How Pony avoids lost updates
Lower isolation levels increase the ability of many users to access data at the same time, but it also can lead to database anomalies such as lost updates.
Let’s consider an example. Say we have two accounts. We need to provide a function which can transfer money from one account to another. During the transfer we check if the account has enough funds.
Let’s say we are using Django ORM for this task. Below if one of the possible ways of implementing such a function:
@transaction.atomic
def transfer_money(account_id1, account_id2, amount):
account1 = Account.objects.get(pk=account_id1)
account2 = Account.objects.get(pk=account_id2)
if amount > account1.amount: # validation
raise ValueError("Not enough funds")
account1.amount -= amount
account1.save()
account2.amount += amount
account2.save()
By default in Django, each save()
is performed in a separate transaction. If after the first save()
there will be a failure, the amount will just disappear. Even if there will be no failure, if another transaction will try to get the account statement in between of two save()
operations, the result will be wrong. In order to avoid such problems, both operations should be combined in one transaction. We can do that by decorating the function with the @transaction.atomic
decorator.
But even in this case we can encounter a problem. If two bank branches will try to transfer the full amount to different accounts at the same time, both operations will be performed. Each function will pass the validation and finally one transaction will override the results of another one. This anomaly is called “lost update”.
There are three ways to prevent such anomaly:
Use the SERIALIZABLE isolation level
Use SELECT FOR UPDATE instead SELECT
Use optimistic checks
If you use the SERIALIZABLE isolation level, the database will not allow to commit the second transaction by throwing an exception during commit. The disadvantage of such approach is that this level requires more system resources.
If you use SELECT FOR UPDATE then the transaction which hits the database first will lock the row and another transaction will wait.
The optimistic check doesn’t require more system resources and doesn’t lock the database rows. It eliminates the lost update anomaly by ensuring that the data wasn’t changed between the moment when we read it from the database and the commit operation.
The only way to avoid the lost update anomaly in Django is using the SELECT FOR UPDATE and you should use it explicitly. If you forget to do that or if you don’t realize that the problem of lost update exists with your business logic, your data can be lost.

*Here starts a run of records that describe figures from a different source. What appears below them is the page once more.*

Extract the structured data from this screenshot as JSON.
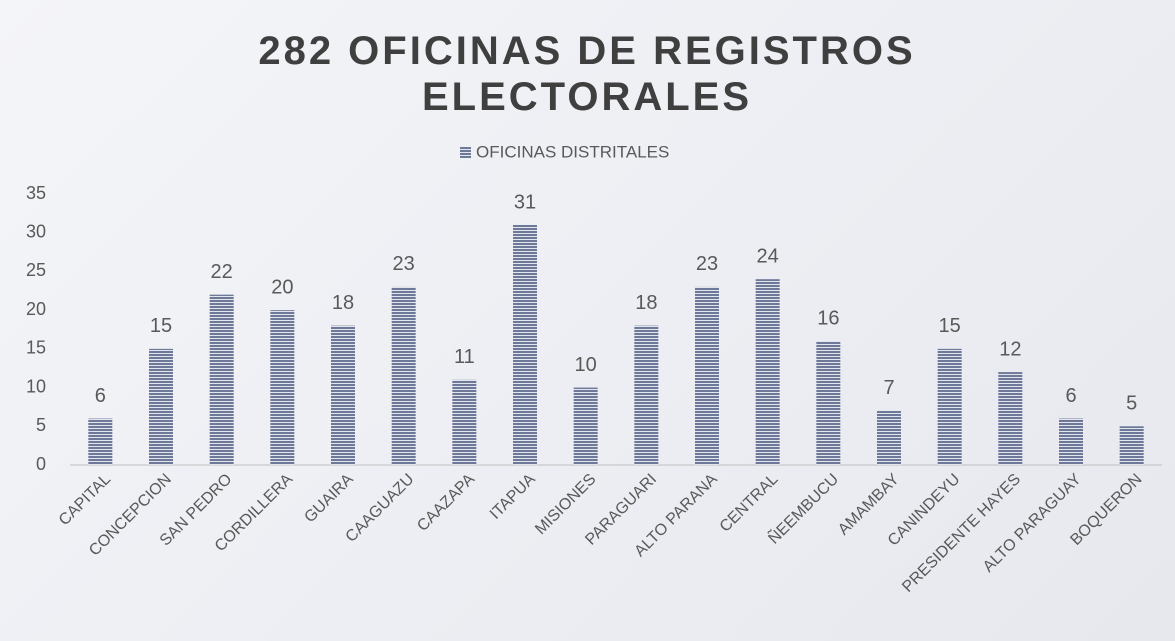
{
  "chart_data": {
    "type": "bar",
    "title": "282 OFICINAS DE REGISTROS ELECTORALES",
    "series": [
      {
        "name": "OFICINAS DISTRITALES",
        "color": "#6e7899",
        "values": [
          6,
          15,
          22,
          20,
          18,
          23,
          11,
          31,
          10,
          18,
          23,
          24,
          16,
          7,
          15,
          12,
          6,
          5
        ]
      }
    ],
    "categories": [
      "CAPITAL",
      "CONCEPCION",
      "SAN PEDRO",
      "CORDILLERA",
      "GUAIRA",
      "CAAGUAZU",
      "CAAZAPA",
      "ITAPUA",
      "MISIONES",
      "PARAGUARI",
      "ALTO PARANA",
      "CENTRAL",
      "ÑEEMBUCU",
      "AMAMBAY",
      "CANINDEYU",
      "PRESIDENTE HAYES",
      "ALTO PARAGUAY",
      "BOQUERON"
    ],
    "ylim": [
      0,
      35
    ],
    "yticks": [
      0,
      5,
      10,
      15,
      20,
      25,
      30,
      35
    ],
    "grid": false,
    "legend": "top"
  }
}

Pony allows using all three approaches, having the third one, optimistic checks, turned on by default. This way Pony avoids the lost update anomaly completely. Also using the optimistic checks allows the highest concurrency because it doesn’t lock the database and doesn’t require extra resources.
The similar function for transferring money would look this way in Pony:
The SERIALIZABLE approach:
@db_session(serializable=True)
def transfer_money(account_id1, account_id2, amount):
account1 = Account[account_id1]
account2 = Account[account_id2]
if amount > account1.amount:
raise ValueError("Not enough funds")
account1.amount -= amount
account2.amount += amount
The SELECT FOR UPDATE approach:
@db_session
def transfer_money(account_id1, account_id2, amount):
account1 = Account.get_for_update(id=account_id1)
account2 = Account.get_for_update(id=account_id2)
if amount > account1.amount:
raise ValueError("Not enough funds")
account1.amount -= amount
account2.amount += amount
The optimistic check approach:
@db_session
def transfer_money(account_id1, account_id2, amount):
account1 = Account[account_id1]
account2 = Account[account_id2]
if amount > account1.amount:
raise ValueError("Not enough funds")
account1.amount -= amount
account2.amount += amount
The last approach is used by default in Pony and you don’t need to add anything else explicitly.